If this is the case, and in a ‘representative system’ (that is where family and others largely represent Matthew’s interests), are we inadvertently adding to vulnerability when we take action from these places? It is only human to find it hard to bounce back from the breaking of trust, from experiences of rejection: to move on and treat the next experience as totally new, without the ‘baggage’ of the past. No-one can be blamed or judgement made about any of these very human reactions and experiences. But in a representative system, because you are acting on another’s behalf, it is always healthy to ask questions and to reflect. A case in point with the example that I have used above. With only family now with authority around Math’s weekly finances, what impact dos this have for others in his system? I have found that we have locked ourselves into a solution that doesn’t give us much freedom. Who do we ask if family members don’t want this role anymore or want to go away or are somehow unavailable. Do we trust anyone else?

My hypothesis

I still firmly believe that relationships, connection to others and inclusion are the strongest safeguards against wounding and devaluation. What ultimately keeps people safe is other people and there are lots of powerful and life-giving examples of this in Matthew’s life. For starters the difference in his life since he came back to us and reclaimed his place in our family. Connection is why we’re here. I believe it is part of our human identity – to love, to be loved in return, to belong. Our identities are relational. I am me because of my relationships to others.

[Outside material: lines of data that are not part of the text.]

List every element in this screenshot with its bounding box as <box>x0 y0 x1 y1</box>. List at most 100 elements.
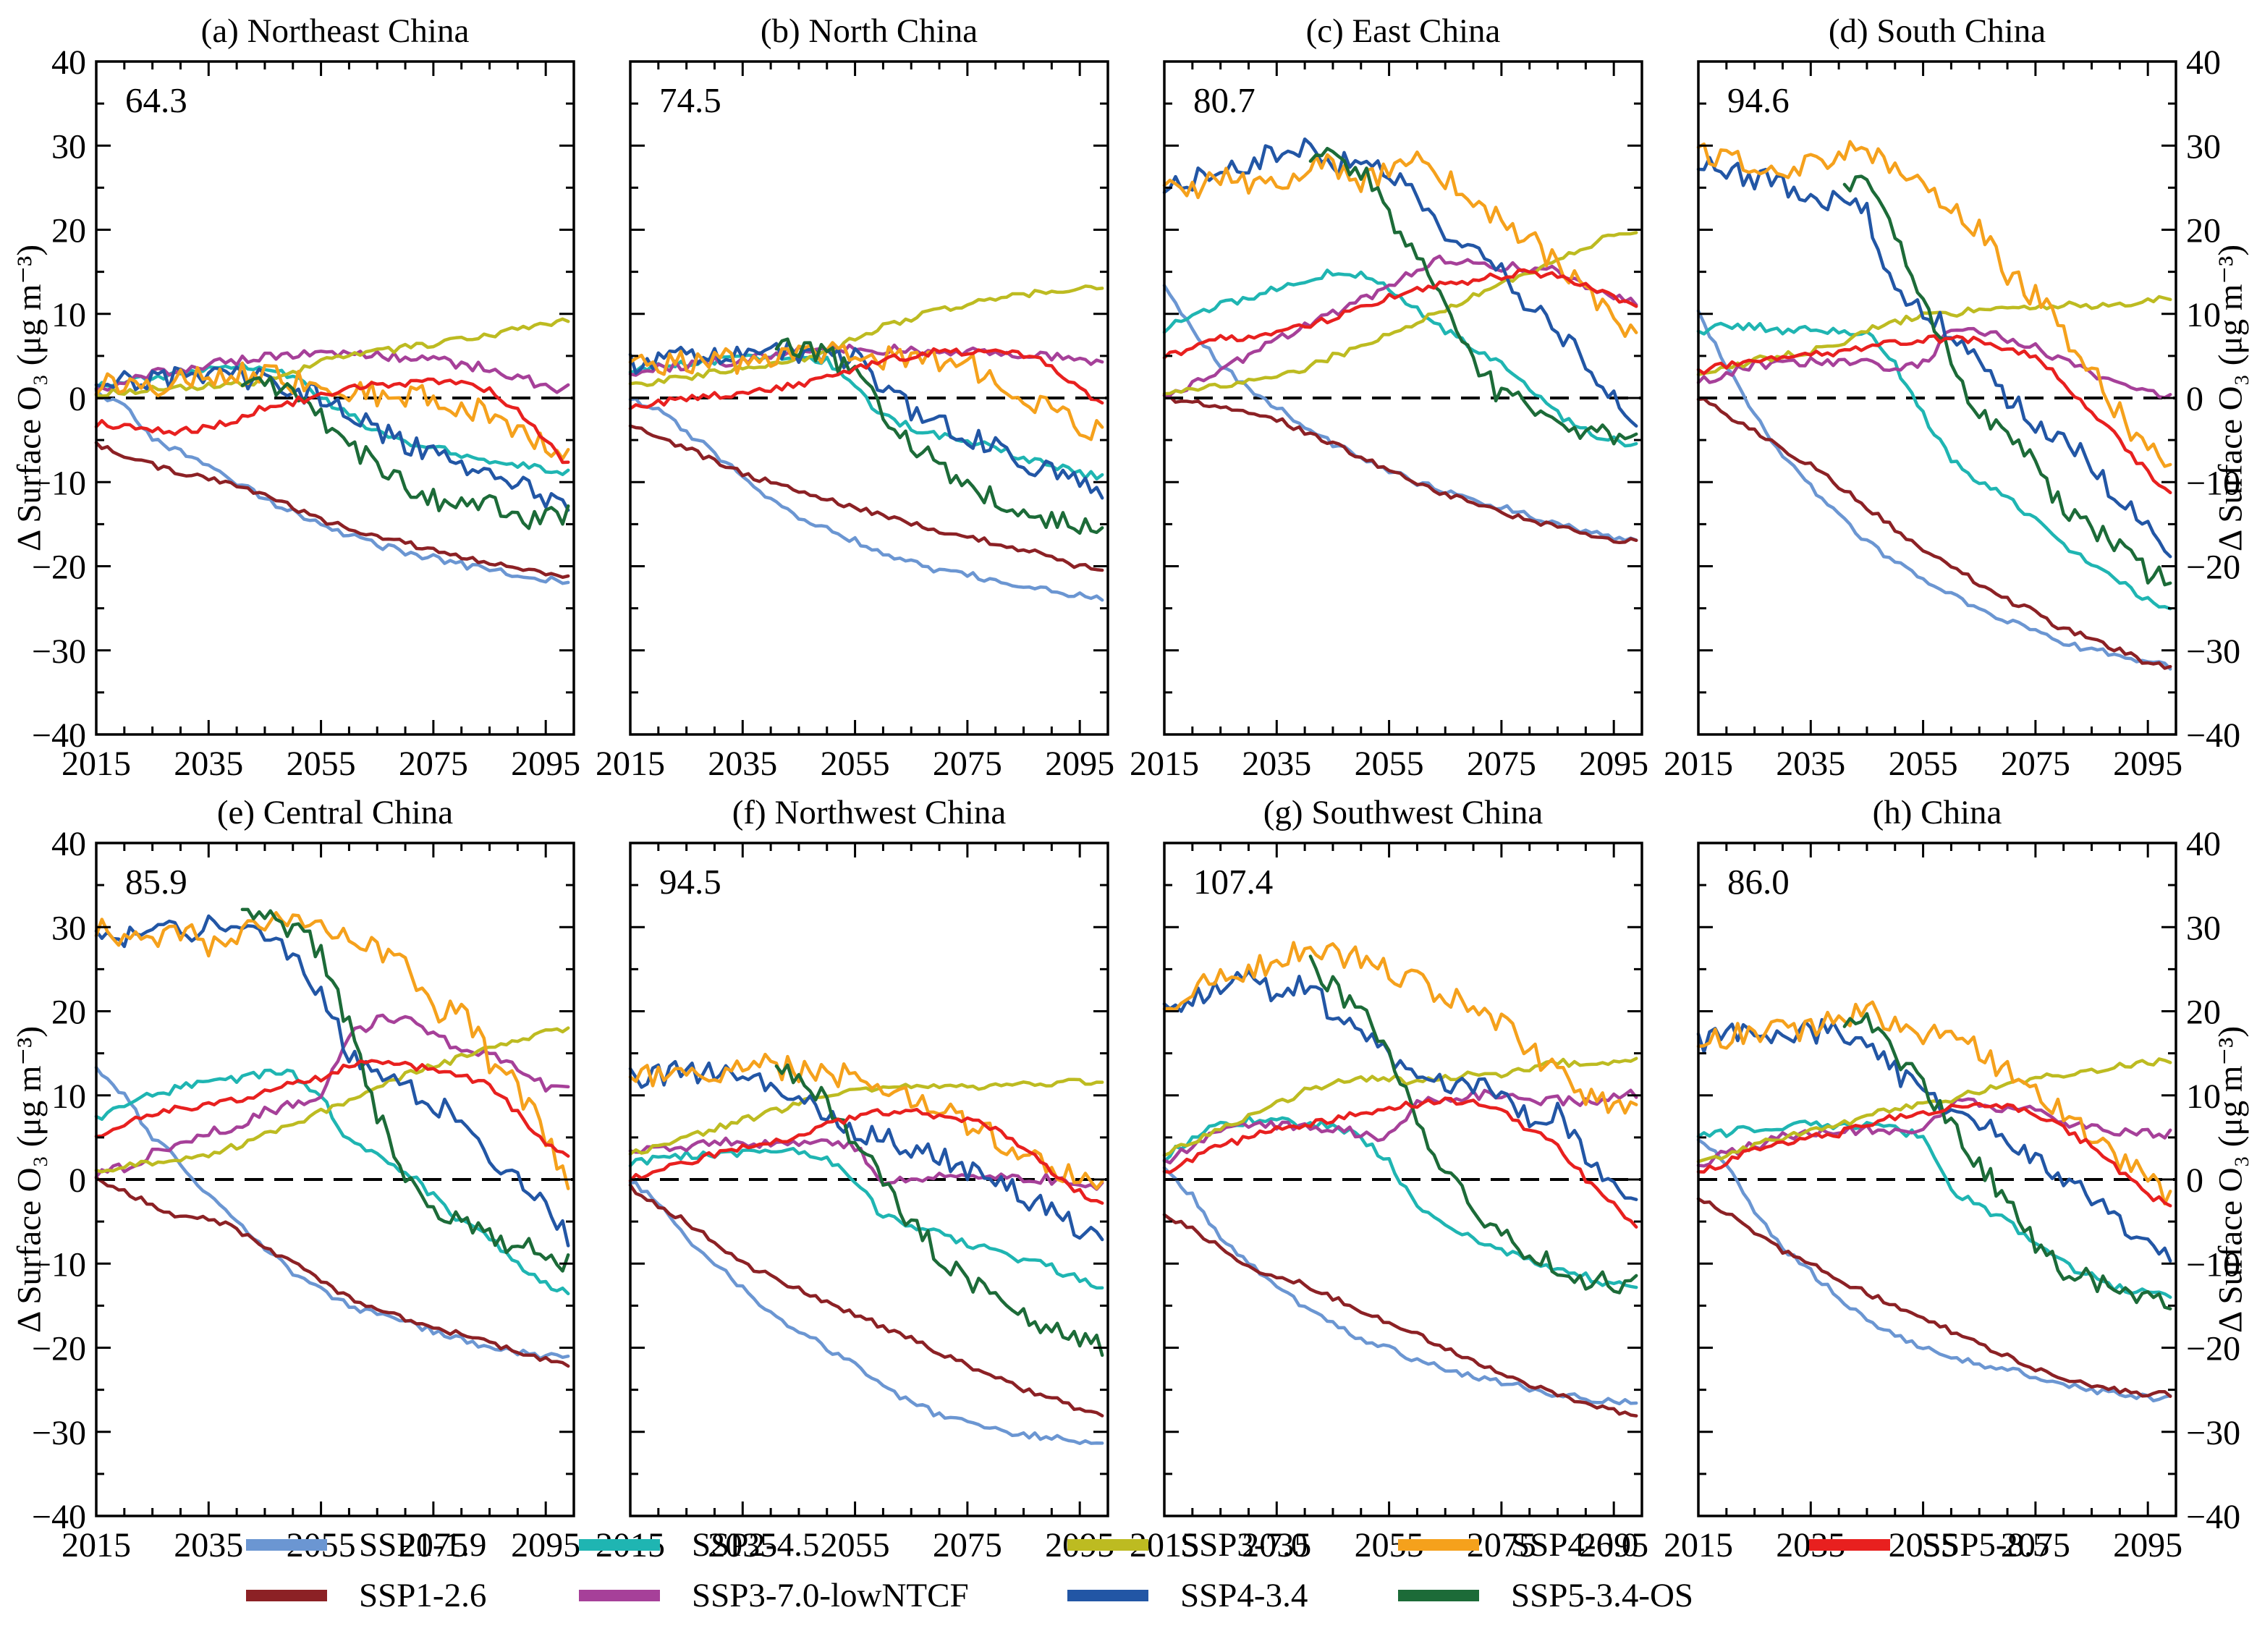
y-tick-label: −10 <box>2186 1245 2240 1284</box>
legend-item-ssp4-6.0: SSP4-6.0 <box>1398 1525 1638 1564</box>
series-line-ssp5-3.4-os <box>1308 954 1638 1295</box>
x-tick-label: 2055 <box>821 1526 890 1564</box>
series-line-ssp1-1.9 <box>628 397 1104 602</box>
series-line-ssp4-6.0 <box>1162 941 1638 1115</box>
series-line-ssp2-4.5 <box>628 352 1104 481</box>
x-tick-label: 2075 <box>933 1526 1002 1564</box>
y-tick-labels-right: 40 30 20 10 0 −10 −20 −30 −40 <box>2186 43 2240 755</box>
legend-item-ssp5-3.4-os: SSP5-3.4-OS <box>1398 1576 1693 1615</box>
legend-item-ssp3-7.0: SSP3-7.0 <box>1067 1525 1308 1564</box>
series-line-ssp4-3.4 <box>94 365 570 512</box>
series-line-ssp4-6.0 <box>1696 140 2172 468</box>
series-line-ssp1-2.6 <box>1696 1197 2172 1398</box>
series-group <box>94 907 570 1368</box>
series-line-ssp1-1.9 <box>628 1180 1104 1446</box>
legend-label: SSP4-3.4 <box>1180 1577 1308 1614</box>
y-tick-label: 10 <box>2186 296 2221 334</box>
y-tick-label: 20 <box>51 212 86 250</box>
y-tick-label: −10 <box>32 1245 86 1284</box>
series-line-ssp4-6.0 <box>628 1052 1104 1190</box>
series-line-ssp5-8.5 <box>628 1107 1104 1205</box>
series-line-ssp4-3.4 <box>628 341 1104 500</box>
series-line-ssp3-7.0 <box>94 317 570 398</box>
legend-swatch <box>579 1539 660 1551</box>
legend-label: SSP5-3.4-OS <box>1511 1577 1694 1614</box>
x-tick-label: 2075 <box>933 745 1002 783</box>
series-line-ssp5-8.5 <box>628 347 1104 410</box>
y-axis-label-left-row1: Δ Surface O₃ (μg m⁻³) <box>10 245 48 551</box>
series-line-ssp4-6.0 <box>1162 150 1638 338</box>
annotation-f: 94.5 <box>659 862 721 902</box>
x-tick-label: 2095 <box>511 745 580 783</box>
series-line-ssp3-7.0 <box>628 1077 1104 1156</box>
x-tick-label: 2095 <box>511 1526 580 1564</box>
x-tick-label: 2075 <box>399 1526 468 1564</box>
series-line-ssp3-7.0 <box>1162 231 1638 396</box>
panel-title-b: (b) North China <box>760 12 978 50</box>
y-tick-label: 0 <box>69 1161 86 1200</box>
y-tick-label: −30 <box>32 632 86 671</box>
x-tick-label: 2035 <box>174 1526 243 1564</box>
axis-ticks <box>629 843 1108 1516</box>
x-tick-label: 2015 <box>1664 745 1733 783</box>
x-tick-label: 2035 <box>174 745 243 783</box>
x-tick-label: 2075 <box>399 745 468 783</box>
series-line-ssp5-3.4-os <box>1842 1012 2172 1310</box>
panel-a-plot: 2015 2035 2055 2075 2095 40 30 20 10 0 −10 −20 −30 −4… <box>32 43 580 783</box>
panel-title-h: (h) China <box>1872 794 2002 831</box>
panel-d-plot: 2015 2035 2055 2075 2095 40 30 20 10 0 −10 −20 −30 −4… <box>1664 43 2240 783</box>
series-line-ssp2-4.5 <box>1696 1119 2172 1299</box>
y-tick-label: 30 <box>2186 909 2221 947</box>
panel-h-plot: 20152035205520752095403020100−10−20−30−4… <box>1664 825 2240 1564</box>
series-group <box>628 284 1104 602</box>
x-tick-label: 2015 <box>596 745 665 783</box>
axis-ticks <box>1697 62 2176 734</box>
x-tick-label: 2095 <box>1045 745 1114 783</box>
y-axis-label-left-row2: Δ Surface O₃ (μg m⁻³) <box>10 1026 48 1333</box>
series-line-ssp1-2.6 <box>1162 394 1638 545</box>
panel-title-d: (d) South China <box>1828 12 2046 50</box>
panel-d-south-china: 2015 2035 2055 2075 2095 40 30 20 10 0 −10 −20 −30 −4… <box>1664 43 2240 783</box>
series-line-ssp5-3.4-os <box>240 907 570 1273</box>
legend-swatch <box>246 1539 327 1551</box>
y-tick-label: −20 <box>2186 548 2240 587</box>
panel-title-e: (e) Central China <box>216 794 454 831</box>
series-line-ssp4-3.4 <box>94 914 570 1248</box>
y-tick-label: −40 <box>32 1498 86 1536</box>
series-line-ssp3-7.0 <box>94 1026 570 1174</box>
axis-ticks <box>1697 843 2176 1516</box>
series-line-ssp2-4.5 <box>1696 321 2172 611</box>
series-line-ssp4-6.0 <box>1696 1000 2172 1206</box>
series-line-ssp3-7.0-lowntcf <box>1162 254 1638 397</box>
y-tick-label: 20 <box>2186 994 2221 1032</box>
y-tick-label: 10 <box>51 296 86 334</box>
series-group <box>1696 140 2172 671</box>
legend-label: SSP5-8.5 <box>1922 1526 2050 1564</box>
x-tick-label: 2035 <box>1242 745 1311 783</box>
series-line-ssp1-1.9 <box>1162 1166 1638 1406</box>
y-tick-label: −40 <box>2186 716 2240 755</box>
annotation-d: 94.6 <box>1727 80 1790 120</box>
x-tick-label: 2055 <box>821 745 890 783</box>
legend-swatch <box>1067 1590 1148 1601</box>
series-group <box>1162 137 1638 545</box>
y-tick-label: −10 <box>32 464 86 502</box>
y-tick-label: 40 <box>51 43 86 82</box>
series-line-ssp5-3.4-os <box>1842 174 2172 587</box>
series-group <box>1162 941 1638 1418</box>
annotation-b: 74.5 <box>659 80 721 120</box>
x-tick-label: 2055 <box>1355 745 1424 783</box>
series-line-ssp1-1.9 <box>1162 284 1638 543</box>
series-line-ssp1-2.6 <box>628 1183 1104 1418</box>
y-tick-label: 10 <box>2186 1077 2221 1116</box>
legend-item-ssp2-4.5: SSP2-4.5 <box>579 1525 819 1564</box>
panel-c-plot: 2015 2035 2055 2075 2095 <box>1130 60 1648 783</box>
axis-ticks <box>629 62 1108 734</box>
y-tick-label: 40 <box>51 825 86 863</box>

So here we have the block – believing in the power of relationships but having experienced multiple wounds from relationships.

Fully embracing vulnerability

The bind is that relationships, inclusion, belonging keep us safe, but they are also a key experience of vulnerability. In order for connection to happen we have to allow ourselves to be vulnerable.

What if we tried to see vulnerability a bit differently; as a human experience?

I would encourage you to take a look at the work of Brene Brown.

Listening to her research into these areas of connection, vulnerability, shame and authenticity changed my whole perspective and was catalyst to me delving into these questions. Check out the fantastic presentation she did for TED Talks a couple years ago.

The risks when we reach out are being misunderstood, being rejected, feeling out of control, feeling exposed, fearing being seen as needy, all our crappy characteristics will become known and then we we’ll be left, being in a place where there are no guarantees …… this list goes on.

As a family member, I think we often take on these fears on behalf of our person with disability. They have faced so many wounding experiences already that we don’t want them to have to face anymore if we can help it. Actually we become afraid to take a risk on another’s behalf.  All the previous wounding experiences pile up and this history makes it hard to take any more risks. Do we then become part of the wounding structures ourselves because we can’t bring ourselves to do this, because we perceive too much risk in reaching out? Because this kind of vulnerability is also the birthplace of joy, creativity, love and tenderness.

Brown’s research reveals consistently that the one thing that keeps us out of connection with others is fear of not being worthy of it. People who felt they were worthy, fully embraced vulnerability. To them it wasn’t pretty but it was necessary. If I haven’t tempted you to her website, I hope I have now!

This then got me thinking about shame. Do we carry shame about ourselves or shame on another’s behalf? Do we believe that we or the people we represent, are imperfect but worthy of love and belonging? If we don’t believe that people can connect to others in their vulnerable and imperfect state, or that there are some people worthier of love and belonging than others, then we won’t be able to take the steps of reaching out to others, of developing relationships beyond those paid to be there.

Brown’s research over many years has revealed that the only difference between people who have a strong sense of belonging and worthiness and people who wonder if they are good enough is that they believe they are worthy of love and belonging.

We need the courage to be imperfect, compassion to be kind to ourselves and celebrate who we are.